As well as being a gifted writer, Samuel Clemens (Mark Twain) was fascinated with technology. When he was born in 1835, sailing was the usual means of crossing the Atlantic, and burning oil or gas the usual means of lighting the night. When he died in 1910 steamships carried him across the Atlantic (and Pacific) in record time and electricity was becoming a household amenity.
One of the scientists seeking applications for electricity was Nikola Tesla(1856-1943), who was born in Serbia before emigrating to the US. Most of his scientific work focused on electricity, and he made a number of important inventions, including the Tesla coil and the polyphase motor. Tesla used the coil to conduct experiments, but because the coil can produce enormous electrical sparks it is still used in electricity demonstrations.
Tesla and Clemens seem to have established a friendship in the 1890s. Tesla later recalled how he had read some of Clemens’s early works while recovering from an illness in Serbia during the 1870s.

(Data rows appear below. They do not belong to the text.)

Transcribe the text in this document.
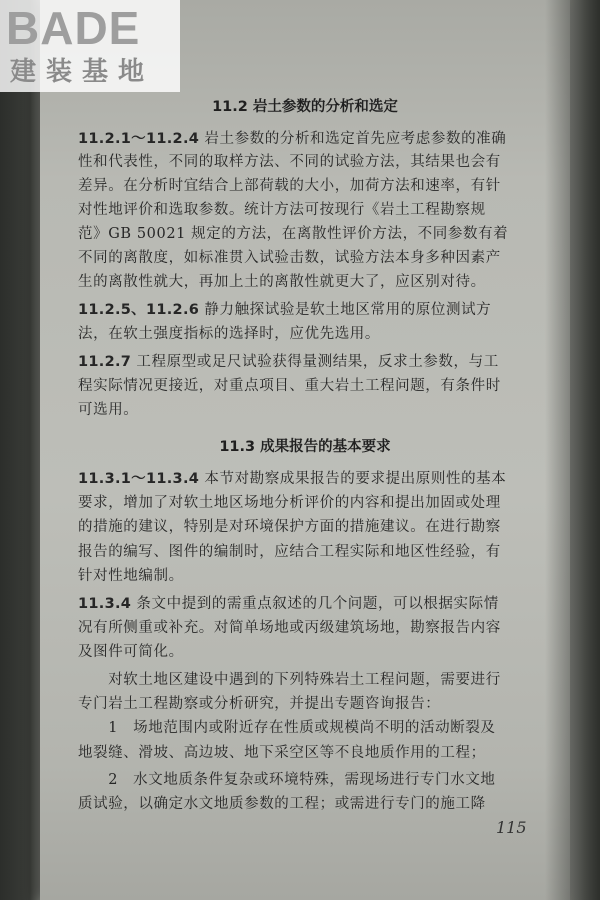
BADE
建装基地
11.2 岩土参数的分析和选定
11.2.1～11.2.4 岩土参数的分析和选定首先应考虑参数的准确
性和代表性，不同的取样方法、不同的试验方法，其结果也会有
差异。在分析时宜结合上部荷载的大小，加荷方法和速率，有针
对性地评价和选取参数。统计方法可按现行《岩土工程勘察规
范》GB 50021 规定的方法，在离散性评价方法，不同参数有着
不同的离散度，如标准贯入试验击数，试验方法本身多种因素产
生的离散性就大，再加上土的离散性就更大了，应区别对待。
11.2.5、11.2.6 静力触探试验是软土地区常用的原位测试方
法，在软土强度指标的选择时，应优先选用。
11.2.7 工程原型或足尺试验获得量测结果，反求土参数，与工
程实际情况更接近，对重点项目、重大岩土工程问题，有条件时
可选用。
11.3.1～11.3.4 本节对勘察成果报告的要求提出原则性的基本
要求，增加了对软土地区场地分析评价的内容和提出加固或处理
的措施的建议，特别是对环境保护方面的措施建议。在进行勘察
报告的编写、图件的编制时，应结合工程实际和地区性经验，有
针对性地编制。
11.3.4 条文中提到的需重点叙述的几个问题，可以根据实际情
况有所侧重或补充。对简单场地或丙级建筑场地，勘察报告内容
及图件可简化。
　　对软土地区建设中遇到的下列特殊岩土工程问题，需要进行
专门岩土工程勘察或分析研究，并提出专题咨询报告：
　　1　场地范围内或附近存在性质或规模尚不明的活动断裂及
地裂缝、滑坡、高边坡、地下采空区等不良地质作用的工程；
　　2　水文地质条件复杂或环境特殊，需现场进行专门水文地
质试验，以确定水文地质参数的工程；或需进行专门的施工降
11.3 成果报告的基本要求
115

Clemens had long been fascinated by electricity and had invested in the development of an electrical motor during the 1880s. His particular interest in Tesla began after hearing about a motor that Tesla had invented under the company Westinghouse. He recognised that Tesla’s motor, which used alternating current, was superior to that of his inventor partner, James W Paige, which used direct current. Tesla apparently advised Clemens against investing in Paige’s motor, although Clemens still lost a large sum on Paige’s mechanical typesetter.
During the 1890s Clemens and his family were living in Europe, partly to escape from financial troubles and partly with a view to improving the health of his wife and daughter. However, Clemens returned frequently to New York. He was involved in the foundation of the Players Club in 1888, and in 1894 invited Tesla join it. He also visited Tesla in his laboratory, where he took part in experiments.